Pretexters employ various underhanded techniques to get your personal information. A pretexter might simply call you claiming to be from a survey firm and ask you some questions. Once he has enough information, he can then call your bank and pretend to be you to steal your money. He can gain access to your bank accounts, your Social Security number and your credit report. And then he can steal your identity and set up accounts in your name or even commit crimes.

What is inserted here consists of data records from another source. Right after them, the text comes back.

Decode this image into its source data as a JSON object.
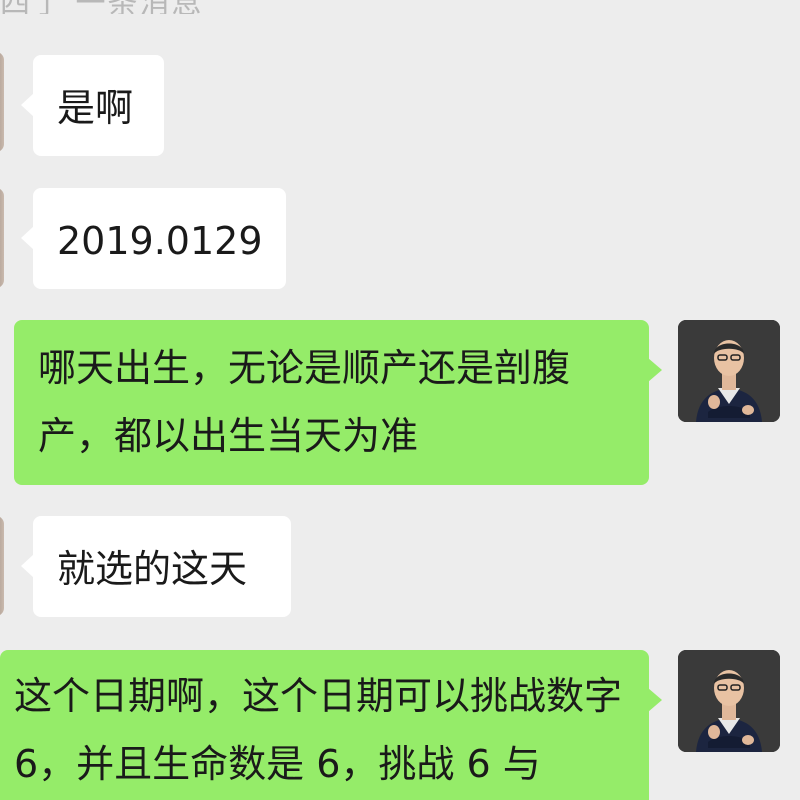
{
  "header": {
    "fragment_text": "四了 一条消息"
  },
  "messages": [
    {
      "side": "left",
      "text": "是啊"
    },
    {
      "side": "left",
      "text": "2019.0129"
    },
    {
      "side": "right",
      "text": "哪天出生，无论是顺产还是剖腹产，都以出生当天为准"
    },
    {
      "side": "left",
      "text": "就选的这天"
    },
    {
      "side": "right",
      "text": "这个日期啊，这个日期可以挑战数字 6，并且生命数是 6，挑战 6 与"
    }
  ],
  "colors": {
    "background": "#ededed",
    "incoming_bubble": "#ffffff",
    "outgoing_bubble": "#95ec69",
    "text": "#1a1a1a"
  }
}
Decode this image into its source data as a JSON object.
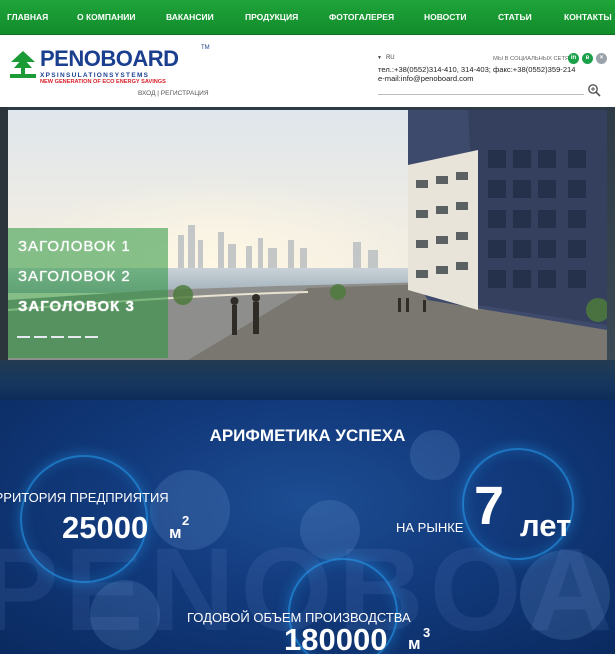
{
  "nav": {
    "items": [
      {
        "label": "ГЛАВНАЯ"
      },
      {
        "label": "О КОМПАНИИ"
      },
      {
        "label": "ВАКАНСИИ"
      },
      {
        "label": "ПРОДУКЦИЯ"
      },
      {
        "label": "ФОТОГАЛЕРЕЯ"
      },
      {
        "label": "НОВОСТИ"
      },
      {
        "label": "СТАТЬИ"
      },
      {
        "label": "КОНТАКТЫ"
      }
    ],
    "color": "#1a9b35"
  },
  "logo": {
    "name": "PENOBOARD",
    "tm": "TM",
    "line1": "XPSINSULATIONSYSTEMS",
    "line2": "NEW GENERATION OF ECO ENERGY SAVINGS"
  },
  "header": {
    "login": "ВХОД | РЕГИСТРАЦИЯ",
    "language": "RU",
    "social_label": "МЫ В СОЦИАЛЬНЫХ СЕТЯХ",
    "social_icons": [
      "linkedin-icon",
      "vk-icon",
      "close-icon"
    ],
    "phones": "тел.:+38(0552)314-410, 314-403; факс:+38(0552)359-214",
    "email": "e-mail:info@penoboard.com",
    "search_placeholder": ""
  },
  "hero": {
    "headings": [
      "ЗАГОЛОВОК 1",
      "ЗАГОЛОВОК 2",
      "ЗАГОЛОВОК 3"
    ],
    "active_heading": 3,
    "slides_count": 5
  },
  "stats": {
    "title": "АРИФМЕТИКА УСПЕХА",
    "territory_label": "ТЕРРИТОРИЯ ПРЕДПРИЯТИЯ",
    "territory_value": "25000",
    "territory_unit": "м",
    "territory_sup": "2",
    "market_label": "НА РЫНКЕ",
    "market_value": "7",
    "market_unit": "лет",
    "volume_label": "ГОДОВОЙ ОБЪЕМ ПРОИЗВОДСТВА",
    "volume_value": "180000",
    "volume_unit": "м",
    "volume_sup": "3",
    "watermark": "PENOBOARD"
  }
}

Pretexting is a con game and it is against the law. Under the Gramm-Leach-Bliley Act, it is illegal for anyone to:

  • Use false, fictitious or fraudulent statements or documents to get customer information from a financial institution or directly from a customer of a financial institution.
  • Use forged, counterfeit, lost or stolen documents to get customer information from a financial institution or directly from a customer of a financial institution.
  • Ask another person to get someone else's customer information using false, fictitious or fraudulent statements or using false, fictitious or fraudulent documents or forged, counterfeit, lost or stolen documents.

Protect yourself

The FTC offers several tips for how to avoid falling victim to a pretexter:

  • Don't give out personal information on the phone, through the mail or over the Internet unless you've initiated the contact or know whom you're dealing with. Pretexters may pose as representatives of survey firms, banks, Internet service providers and even government agencies to get you to reveal your SSN, mother's maiden name, financial account numbers and other identifying information. Legitimate organizations with which you do business have the information they need and will not ask you for it.
  • Be informed. Ask your financial institutions for their policies about sharing your information.
  • Review your bank statements carefully and report any discrepancies to the institution immediately.
  • Keep items with personal information in a safe place. Before you throw them away, tear or shred your charge receipts, copies of credit applications, insurance forms, bank checks and other financial statements, expired credit cards and pre-screened credit offers you get in the mail.
  • Add passwords to your credit card, bank and phone accounts. Avoid using easily available information like your mother's maiden name, your birth date, the last four digits of your SSN, your phone number or any series of consecutive numbers.
  • Be mindful about where you leave personal information in your home, especially if you have roommates or are having work done in your home by others.
  • Find out who has access to your personal information at work and verify that the records are kept in a secure location.